Over the past decade, the Utah Retirement Systems piled increasingly into alternative assets, a category that includes hedge funds, private equity firms and real estate. Utah’s share of alternative investments tripled between 2004 and 2013, rising to 40 percent from 13 percent. The median pension fund had about 22 percent of its assets in alternatives in 2013.

If Utah had maintained its 2004 portfolio, however, its public employees would have another $1.35 billion in the kitty, independent consultant Chris Tobe found. As URS shifted into alternative investments, it moved out of a stock rally that far exceeded average hedge fund returns.

The end result, says a report authored by Utah's auditor general: Employees have to pay more out of pocket to recoup pension fund shortfalls.

Tobe, an independent consultant who has previously written about mismanagement in Kentucky’s underfunded public pension system, also highlighted the fees demanded by hedge funds. Investment fees withheld by managers totaled $194 million in 2013, largely due to outsized hedge fund allocations.

A 2014 analysis by CEM Benchmarking found that Utah’s investment fees came in 58 percent higher than similar state pension funds.

Utah’s public pension board originally justified its move into alternative investments as a way of diversifying its assets and mitigating the risk of a big stock market plunge. Utah hasn’t been alone: The share pension funds’ alternative investments nationwide grew steadily over the last 15 years.

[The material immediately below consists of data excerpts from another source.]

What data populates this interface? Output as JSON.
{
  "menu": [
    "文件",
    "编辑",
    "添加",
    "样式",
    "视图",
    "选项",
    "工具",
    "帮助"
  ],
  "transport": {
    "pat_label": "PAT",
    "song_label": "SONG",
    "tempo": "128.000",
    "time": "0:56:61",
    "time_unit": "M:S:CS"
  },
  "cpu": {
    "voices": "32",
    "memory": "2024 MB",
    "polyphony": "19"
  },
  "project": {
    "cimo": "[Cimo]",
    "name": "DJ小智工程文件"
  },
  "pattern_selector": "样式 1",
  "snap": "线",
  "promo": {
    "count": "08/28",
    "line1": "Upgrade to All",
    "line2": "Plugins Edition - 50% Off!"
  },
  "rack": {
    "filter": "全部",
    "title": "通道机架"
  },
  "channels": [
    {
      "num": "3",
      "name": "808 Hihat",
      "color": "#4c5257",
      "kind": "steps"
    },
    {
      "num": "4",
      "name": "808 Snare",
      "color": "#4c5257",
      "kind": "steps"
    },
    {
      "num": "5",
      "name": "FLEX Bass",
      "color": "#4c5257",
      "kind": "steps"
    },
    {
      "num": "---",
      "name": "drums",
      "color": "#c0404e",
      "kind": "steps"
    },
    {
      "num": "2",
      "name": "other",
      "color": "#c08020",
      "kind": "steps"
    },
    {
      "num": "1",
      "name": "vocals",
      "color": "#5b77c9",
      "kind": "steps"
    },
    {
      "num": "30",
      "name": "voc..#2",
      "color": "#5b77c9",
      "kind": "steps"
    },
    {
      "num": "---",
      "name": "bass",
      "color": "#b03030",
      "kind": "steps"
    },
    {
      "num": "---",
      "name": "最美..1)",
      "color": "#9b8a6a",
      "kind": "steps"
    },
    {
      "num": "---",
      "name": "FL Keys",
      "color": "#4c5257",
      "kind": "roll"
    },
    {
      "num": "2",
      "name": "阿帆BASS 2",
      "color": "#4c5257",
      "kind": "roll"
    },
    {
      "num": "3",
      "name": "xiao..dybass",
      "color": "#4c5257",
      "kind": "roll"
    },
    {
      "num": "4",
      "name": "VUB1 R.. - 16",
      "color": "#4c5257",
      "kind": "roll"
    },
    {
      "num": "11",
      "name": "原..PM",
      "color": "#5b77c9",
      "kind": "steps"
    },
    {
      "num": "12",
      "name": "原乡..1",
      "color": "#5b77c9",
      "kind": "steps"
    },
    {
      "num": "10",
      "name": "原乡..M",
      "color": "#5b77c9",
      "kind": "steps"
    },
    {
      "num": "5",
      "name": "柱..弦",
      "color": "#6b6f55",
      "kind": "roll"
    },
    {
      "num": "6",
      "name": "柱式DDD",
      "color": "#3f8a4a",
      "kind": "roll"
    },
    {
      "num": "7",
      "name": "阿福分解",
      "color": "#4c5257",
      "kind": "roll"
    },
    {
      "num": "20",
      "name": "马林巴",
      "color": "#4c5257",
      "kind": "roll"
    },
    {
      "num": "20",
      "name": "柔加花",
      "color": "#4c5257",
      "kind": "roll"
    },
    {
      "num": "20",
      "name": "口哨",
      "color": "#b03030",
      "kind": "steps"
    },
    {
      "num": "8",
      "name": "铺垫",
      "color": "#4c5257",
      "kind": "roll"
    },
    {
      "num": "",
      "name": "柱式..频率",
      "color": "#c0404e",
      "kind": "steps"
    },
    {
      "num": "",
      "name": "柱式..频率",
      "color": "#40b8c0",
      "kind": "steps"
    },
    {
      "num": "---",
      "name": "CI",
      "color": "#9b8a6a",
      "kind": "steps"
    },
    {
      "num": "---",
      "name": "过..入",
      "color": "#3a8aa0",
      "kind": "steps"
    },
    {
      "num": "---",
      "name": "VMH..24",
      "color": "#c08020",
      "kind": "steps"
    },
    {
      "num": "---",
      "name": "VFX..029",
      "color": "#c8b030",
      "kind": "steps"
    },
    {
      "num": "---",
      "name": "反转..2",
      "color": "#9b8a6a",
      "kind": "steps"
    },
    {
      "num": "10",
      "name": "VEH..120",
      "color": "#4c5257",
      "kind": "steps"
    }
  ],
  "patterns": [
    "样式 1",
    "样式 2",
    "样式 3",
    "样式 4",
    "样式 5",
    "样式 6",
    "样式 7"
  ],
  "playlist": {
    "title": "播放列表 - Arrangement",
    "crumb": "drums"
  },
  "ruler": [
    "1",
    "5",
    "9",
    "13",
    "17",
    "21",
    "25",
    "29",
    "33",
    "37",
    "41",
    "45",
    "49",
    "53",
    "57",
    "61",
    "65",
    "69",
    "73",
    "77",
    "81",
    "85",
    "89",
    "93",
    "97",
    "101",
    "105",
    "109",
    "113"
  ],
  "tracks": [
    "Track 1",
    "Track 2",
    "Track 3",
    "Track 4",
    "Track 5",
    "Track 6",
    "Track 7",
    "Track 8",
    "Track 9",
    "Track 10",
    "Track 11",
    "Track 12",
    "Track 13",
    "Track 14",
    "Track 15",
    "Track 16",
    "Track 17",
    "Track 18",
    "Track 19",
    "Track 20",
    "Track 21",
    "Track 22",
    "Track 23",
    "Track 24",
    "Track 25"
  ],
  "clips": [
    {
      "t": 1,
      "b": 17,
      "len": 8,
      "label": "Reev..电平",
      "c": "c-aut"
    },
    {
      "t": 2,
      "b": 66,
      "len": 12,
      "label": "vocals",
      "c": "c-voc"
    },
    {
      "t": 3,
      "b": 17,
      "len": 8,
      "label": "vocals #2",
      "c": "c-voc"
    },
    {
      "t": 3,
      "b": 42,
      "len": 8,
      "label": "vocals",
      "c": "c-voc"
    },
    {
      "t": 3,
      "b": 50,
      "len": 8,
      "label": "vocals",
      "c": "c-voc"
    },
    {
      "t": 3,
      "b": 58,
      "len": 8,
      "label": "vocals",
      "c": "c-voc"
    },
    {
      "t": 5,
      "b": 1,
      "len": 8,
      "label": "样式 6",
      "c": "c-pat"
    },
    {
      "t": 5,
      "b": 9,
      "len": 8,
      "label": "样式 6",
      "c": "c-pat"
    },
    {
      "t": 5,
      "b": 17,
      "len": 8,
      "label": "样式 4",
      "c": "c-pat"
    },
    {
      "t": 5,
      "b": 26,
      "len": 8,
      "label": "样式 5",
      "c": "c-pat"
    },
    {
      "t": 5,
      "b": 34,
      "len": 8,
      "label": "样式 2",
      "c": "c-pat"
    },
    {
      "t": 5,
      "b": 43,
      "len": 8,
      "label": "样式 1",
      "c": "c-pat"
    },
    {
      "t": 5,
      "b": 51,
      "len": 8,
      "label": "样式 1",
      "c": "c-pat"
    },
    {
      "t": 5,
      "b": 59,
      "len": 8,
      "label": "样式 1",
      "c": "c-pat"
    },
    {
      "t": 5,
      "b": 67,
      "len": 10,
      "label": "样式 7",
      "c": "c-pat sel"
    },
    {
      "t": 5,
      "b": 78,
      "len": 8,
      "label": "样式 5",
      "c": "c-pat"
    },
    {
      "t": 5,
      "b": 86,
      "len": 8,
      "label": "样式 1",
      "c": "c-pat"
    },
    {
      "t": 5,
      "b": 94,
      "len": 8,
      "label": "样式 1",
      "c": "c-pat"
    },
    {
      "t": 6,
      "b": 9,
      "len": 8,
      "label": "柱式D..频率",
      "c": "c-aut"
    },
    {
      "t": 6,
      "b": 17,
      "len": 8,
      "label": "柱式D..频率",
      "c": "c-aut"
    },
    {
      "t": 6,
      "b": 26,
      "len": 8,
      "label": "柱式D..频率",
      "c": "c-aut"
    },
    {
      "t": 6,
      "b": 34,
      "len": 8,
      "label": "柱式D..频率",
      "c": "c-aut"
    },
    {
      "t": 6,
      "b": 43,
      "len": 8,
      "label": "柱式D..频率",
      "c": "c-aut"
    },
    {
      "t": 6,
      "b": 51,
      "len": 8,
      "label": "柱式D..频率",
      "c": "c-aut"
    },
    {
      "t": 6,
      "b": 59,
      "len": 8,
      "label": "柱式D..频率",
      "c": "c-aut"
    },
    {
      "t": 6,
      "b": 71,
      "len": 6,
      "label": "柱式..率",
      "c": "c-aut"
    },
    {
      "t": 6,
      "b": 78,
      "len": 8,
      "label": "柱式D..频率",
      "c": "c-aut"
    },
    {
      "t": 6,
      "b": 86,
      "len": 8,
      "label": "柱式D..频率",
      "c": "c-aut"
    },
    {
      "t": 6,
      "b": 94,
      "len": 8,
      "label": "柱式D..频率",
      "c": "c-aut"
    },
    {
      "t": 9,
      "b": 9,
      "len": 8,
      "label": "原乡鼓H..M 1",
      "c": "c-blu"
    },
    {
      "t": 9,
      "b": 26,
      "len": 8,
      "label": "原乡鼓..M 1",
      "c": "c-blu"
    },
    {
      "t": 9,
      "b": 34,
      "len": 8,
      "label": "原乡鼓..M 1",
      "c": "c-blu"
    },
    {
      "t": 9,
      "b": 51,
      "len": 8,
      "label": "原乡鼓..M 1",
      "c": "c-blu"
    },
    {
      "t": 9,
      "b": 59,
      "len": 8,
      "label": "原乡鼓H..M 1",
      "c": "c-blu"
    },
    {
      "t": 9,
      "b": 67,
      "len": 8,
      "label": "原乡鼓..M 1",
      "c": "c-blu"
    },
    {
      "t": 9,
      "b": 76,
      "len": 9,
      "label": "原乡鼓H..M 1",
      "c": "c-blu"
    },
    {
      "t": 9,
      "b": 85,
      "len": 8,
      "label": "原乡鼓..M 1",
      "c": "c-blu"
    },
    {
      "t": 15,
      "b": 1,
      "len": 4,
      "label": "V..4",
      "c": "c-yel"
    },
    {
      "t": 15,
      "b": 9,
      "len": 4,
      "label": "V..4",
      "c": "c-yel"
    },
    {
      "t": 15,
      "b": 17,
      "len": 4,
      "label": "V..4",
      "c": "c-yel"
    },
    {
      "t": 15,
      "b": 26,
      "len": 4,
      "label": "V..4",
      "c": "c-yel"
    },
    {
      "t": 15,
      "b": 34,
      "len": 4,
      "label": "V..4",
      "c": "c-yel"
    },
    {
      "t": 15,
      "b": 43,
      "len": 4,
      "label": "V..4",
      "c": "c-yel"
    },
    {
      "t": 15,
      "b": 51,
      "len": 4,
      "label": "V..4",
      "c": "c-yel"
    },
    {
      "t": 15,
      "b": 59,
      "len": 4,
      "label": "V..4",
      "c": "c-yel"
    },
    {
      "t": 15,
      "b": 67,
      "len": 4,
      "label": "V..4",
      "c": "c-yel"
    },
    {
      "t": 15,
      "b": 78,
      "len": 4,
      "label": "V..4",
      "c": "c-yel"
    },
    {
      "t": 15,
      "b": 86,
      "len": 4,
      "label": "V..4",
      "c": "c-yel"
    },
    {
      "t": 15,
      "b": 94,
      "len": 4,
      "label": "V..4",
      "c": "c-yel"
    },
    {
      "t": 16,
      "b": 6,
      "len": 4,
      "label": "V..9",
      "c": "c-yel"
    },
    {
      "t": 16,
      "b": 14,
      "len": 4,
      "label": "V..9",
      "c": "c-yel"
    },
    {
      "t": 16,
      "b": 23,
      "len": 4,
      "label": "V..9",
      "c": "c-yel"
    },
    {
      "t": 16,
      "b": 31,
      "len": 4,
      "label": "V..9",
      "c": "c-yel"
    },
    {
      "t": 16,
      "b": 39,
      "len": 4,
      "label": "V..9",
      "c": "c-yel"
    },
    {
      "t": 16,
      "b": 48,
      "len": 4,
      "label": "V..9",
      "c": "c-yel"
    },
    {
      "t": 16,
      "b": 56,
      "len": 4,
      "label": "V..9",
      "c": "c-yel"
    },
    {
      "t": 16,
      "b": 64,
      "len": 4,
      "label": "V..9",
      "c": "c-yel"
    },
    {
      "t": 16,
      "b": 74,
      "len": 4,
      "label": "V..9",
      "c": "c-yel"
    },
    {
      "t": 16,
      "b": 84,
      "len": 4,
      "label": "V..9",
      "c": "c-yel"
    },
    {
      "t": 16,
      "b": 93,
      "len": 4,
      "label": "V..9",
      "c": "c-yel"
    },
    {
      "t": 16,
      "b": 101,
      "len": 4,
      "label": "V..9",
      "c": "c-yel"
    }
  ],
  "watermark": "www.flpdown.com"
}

When the financial crisis hit in 2008, hedge fund investments cushioned against big stock market losses. URS would have lost around $436 million more in 2008 had it maintained its stock-heavy balance of funds from 2004.

But those savings were more than offset by missing out on a historic stock rally and paying growing fees to hedge fund managers, Tobe reported to Utah’s legislative auditor general. “URS held up better than most in 2008, but lagged in the bull markets,” he wrote.

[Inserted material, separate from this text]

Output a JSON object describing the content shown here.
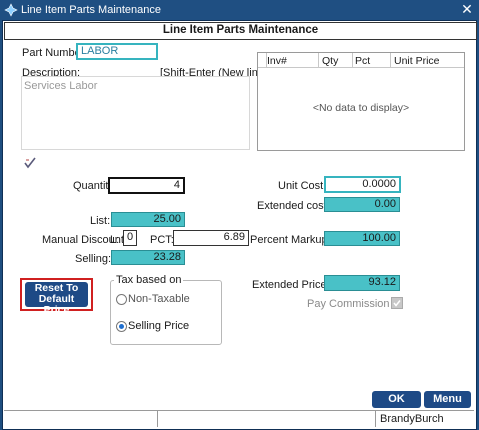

Tobe advised the state to slowly pare its alternative asset load to levels on par with other state systems, a recommendation passed on to the legislature in the auditor general’s report.

Whether Utah acts on Tobe’s recommendation, it joins a growing list of states taking a second look at their growing alternative investments. Earlier this year, Pennsylvania Gov. Tom Wolf singled out fees paid out to Wall Street as a top pension concern. In 2014, California’s massive CalPERS announced it would pull its $4.5 billion in hedge fund investments.

In a 10-year time frame, Utah has performed about average compared with other state retirement systems. But in the last five years, URS lagged behind members of peer groups like Arizona and Oregon, which grew 14.2 percent and 13.8 percent, respectively, compared with URS’ annualized 12.1 percent gains.